LE GUÉ
« L’absence, une donnée constante de leur histoire … Un vide à franchir sans cesse par ces gués que sont les petits cailloux. »
En relisant pour elles à mi-voix cette phrase qui leur parle de leur absence, une image surgit de sa mémoire, immédiate, vive, auréolée de la lumière crue des montagnes.

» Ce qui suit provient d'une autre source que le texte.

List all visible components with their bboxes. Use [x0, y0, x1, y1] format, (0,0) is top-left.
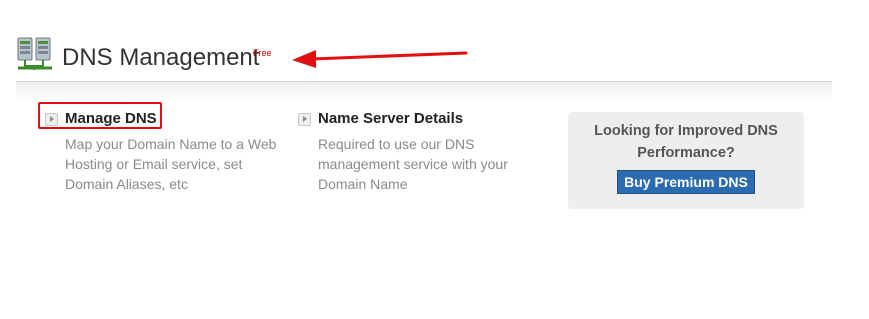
manage-dns-description: Map your Domain Name to a Web Hosting or…	[65, 136, 277, 192]
page-title: DNS Management	[62, 44, 260, 71]
play-arrow-icon	[298, 113, 311, 126]
annotation-arrow	[292, 50, 468, 68]
buy-premium-dns-button[interactable]: Buy Premium DNS	[617, 170, 755, 194]
header-divider	[16, 81, 832, 100]
name-server-description: Required to use our DNS management servi…	[318, 136, 508, 192]
server-network-icon	[16, 36, 56, 76]
free-badge: Free	[253, 48, 272, 58]
premium-dns-promo: Looking for Improved DNS Performance? Bu…	[568, 112, 804, 209]
name-server-option: Name Server Details Required to use our …	[298, 110, 538, 194]
annotation-highlight-box	[38, 102, 162, 129]
name-server-details-link[interactable]: Name Server Details	[318, 110, 463, 127]
promo-text: Looking for Improved DNS Performance?	[594, 123, 778, 161]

Elle se demande pourquoi cette image-là, précisément ! Il y en a tant d’autres possibles ! C’est le mot « gué » qui a suscité en elle aussitôt la résurgence de cette lumière. Elle revoit les sommets enneigés, leurs pics de schiste argentés qui grésillent sous le soleil. Les sentiers qui longent des escarpements hasardeux. Elle marche, attentive au moindre caillou. Elle s’arrête pour respirer le parfum d’un cyclamen sauvage, pour se rafraîchir à l’eau d’un torrent qui déboule en travers du chemin. Elle peine à le suivre, lui qui marche devant elle d’un pas rapide. Au passage, elle salue les vaches sereines, pareilles à celles de son enfance, celles qui rentraient le soir de l’alpage, de leur pas nonchalant. Elle reconnaît le tintement régulier de leurs sonnailles. C’est un monde qu’elle aime, qui n’est pourtant pas le sien. Ce jour-là justement, c’est au Lac des Vaches qu’ils montent. La pente est rude, la chaleur dense. Elle a soif. Elle voudrait bien boire un grand verre de lait, frais et mousseux, encore tiède du pis d’où il a été tiré. La dernière montée est rude. Au détour d’une courbe, enfin, elle découvre, éblouie, le spectacle grandiose du Lac des Vaches. Un lac gris argent, comme la roche qui l’enserre. Un miroir d’eau et de ciels mêlés. Paisible, immobile. Que traverse d’une rive à l’autre un gué de pierres plates qui trace ses pointillés. Au ras de l’herbe, au ras de l’eau. Et dessine dans le paysage un sentier qui va en s’étrécissant, là-bas, de l’autre côté du lac.